Will Fabio be the knight-in-shining armour that Bridget wants him to be?

Will Bridget and Sully ever call a “truce”, or is Sully forever going to be a thorn in Bridget’s side?

What is the heartbreaking eating disorder that Bridget suffered with for so long as a teenager?

How does this impact her now?

What are Sully’s mental health issues? He and Bridget go to the same counsellor, Aisha. Bridget vehemently lambasts Sully to Aisha before Bridget finds out that they are both Aisha’s patients (Bridget has been seeing Aisha for close to five years).

Do Fabio and Sully ‘get’ Bridget’s book choices for them, or is there a snag?

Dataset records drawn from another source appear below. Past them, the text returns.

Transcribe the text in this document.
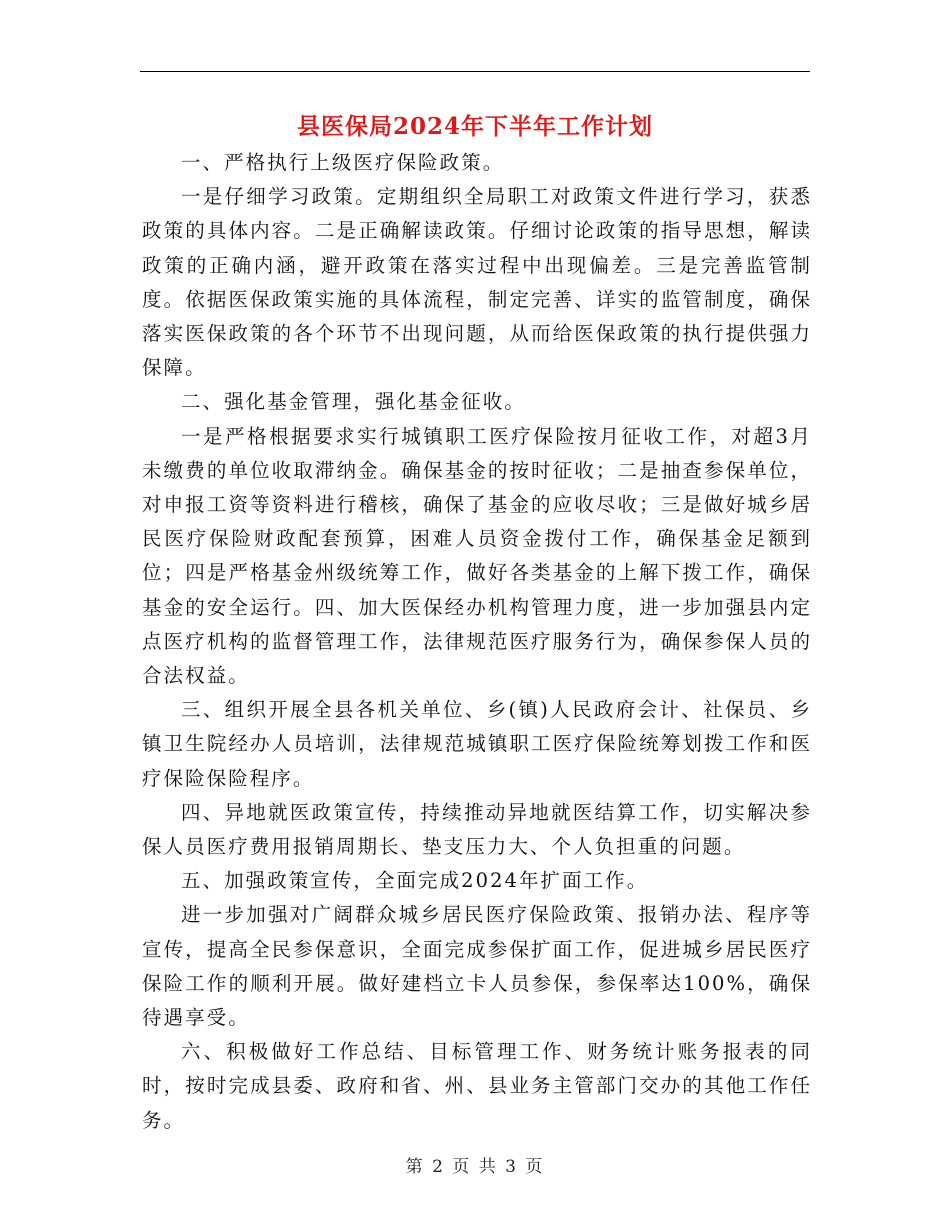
县医保局2024年下半年工作计划

一、严格执行上级医疗保险政策。

一是仔细学习政策。定期组织全局职工对政策文件进行学习，获悉政策的具体内容。二是正确解读政策。仔细讨论政策的指导思想，解读政策的正确内涵，避开政策在落实过程中出现偏差。三是完善监管制度。依据医保政策实施的具体流程，制定完善、详实的监管制度，确保落实医保政策的各个环节不出现问题，从而给医保政策的执行提供强力保障。

二、强化基金管理，强化基金征收。

一是严格根据要求实行城镇职工医疗保险按月征收工作，对超3月未缴费的单位收取滞纳金。确保基金的按时征收；二是抽查参保单位，对申报工资等资料进行稽核，确保了基金的应收尽收；三是做好城乡居民医疗保险财政配套预算，困难人员资金拨付工作，确保基金足额到位；四是严格基金州级统筹工作，做好各类基金的上解下拨工作，确保基金的安全运行。四、加大医保经办机构管理力度，进一步加强县内定点医疗机构的监督管理工作，法律规范医疗服务行为，确保参保人员的合法权益。

三、组织开展全县各机关单位、乡(镇)人民政府会计、社保员、乡镇卫生院经办人员培训，法律规范城镇职工医疗保险统筹划拨工作和医疗保险保险程序。

四、异地就医政策宣传，持续推动异地就医结算工作，切实解决参保人员医疗费用报销周期长、垫支压力大、个人负担重的问题。

五、加强政策宣传，全面完成2024年扩面工作。

进一步加强对广阔群众城乡居民医疗保险政策、报销办法、程序等宣传，提高全民参保意识，全面完成参保扩面工作，促进城乡居民医疗保险工作的顺利开展。做好建档立卡人员参保，参保率达100%，确保待遇享受。

六、积极做好工作总结、目标管理工作、财务统计账务报表的同时，按时完成县委、政府和省、州、县业务主管部门交办的其他工作任务。

第 2 页 共 3 页
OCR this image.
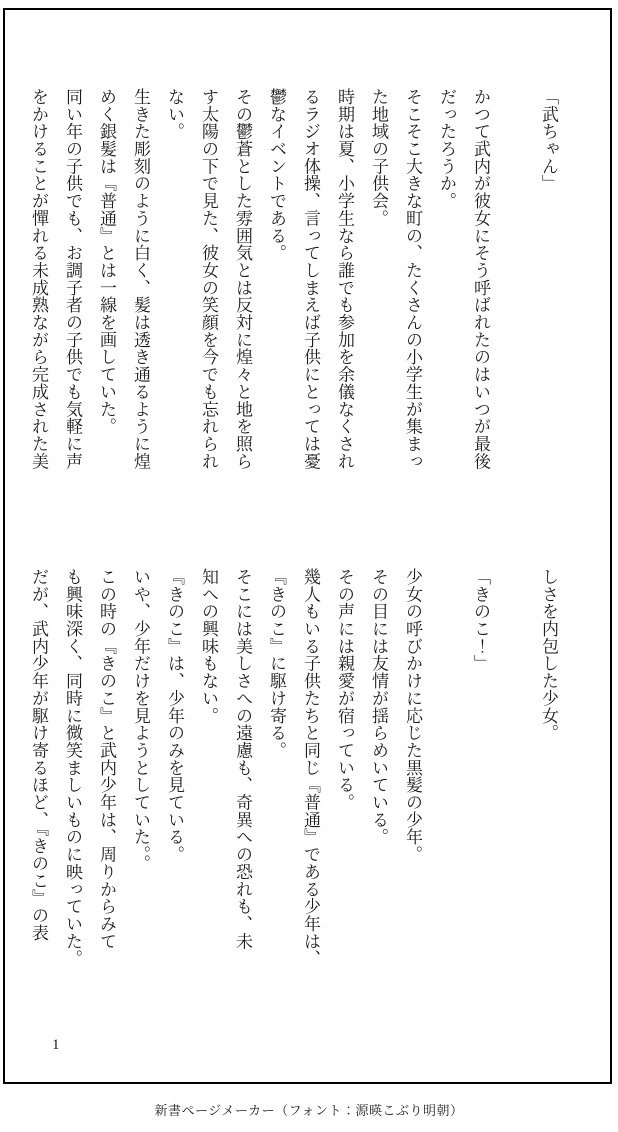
「武ちゃん」

かつて武内が彼女にそう呼ばれたのはいつが最後

だったろうか。

そこそこ大きな町の、たくさんの小学生が集まっ

た地域の子供会。

時期は夏、小学生なら誰でも参加を余儀なくされ

るラジオ体操、言ってしまえば子供にとっては憂

鬱なイベントである。

その鬱蒼とした雰囲気とは反対に煌々と地を照ら

す太陽の下で見た、彼女の笑顔を今でも忘れられ

ない。

生きた彫刻のように白く、髪は透き通るように煌

めく銀髪は『普通』とは一線を画していた。

同い年の子供でも、お調子者の子供でも気軽に声

をかけることが憚れる未成熟ながら完成された美

しさを内包した少女。

「きのこ！」

少女の呼びかけに応じた黒髪の少年。

その目には友情が揺らめいている。

その声には親愛が宿っている。

幾人もいる子供たちと同じ『普通』である少年は、

『きのこ』に駆け寄る。

そこには美しさへの遠慮も、奇異への恐れも、未

知への興味もない。

『きのこ』は、少年のみを見ている。

いや、少年だけを見ようとしていた。。

この時の『きのこ』と武内少年は、周りからみて

も興味深く、同時に微笑ましいものに映っていた。

だが、武内少年が駆け寄るほど、『きのこ』の表

1
新書ページメーカー（フォント：源暎こぶり明朝）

Does Sully ever ‘soften’ and be at least a friend for Bridget?

Is it Fabio or Sully that may be the hero in Bridget’s life, after she has read of heroes so often in her romance novels that she regularly devours.

Rachael has written yet another superb romance novel that overflows with intelligence, wisdom, deep thought, insight and beauty.

Themes of romantic relationships, friendships, family relationships, the joy of reading, mental health and sickness are expertly explored throughout The Other Bridget’s pages.

Bravo Rachael! Once again you have knocked it out of the ballpark with another spectacular novel.

You will laugh, cry and find joy and happiness in the pages of this book. As well as being a romcom, whilst also covering some serious issues, The Other Bridget is a classy love letter to the joy and pleasure to be derived from reading.

I loved this book! Put me down to read whatever Rachael writes next please!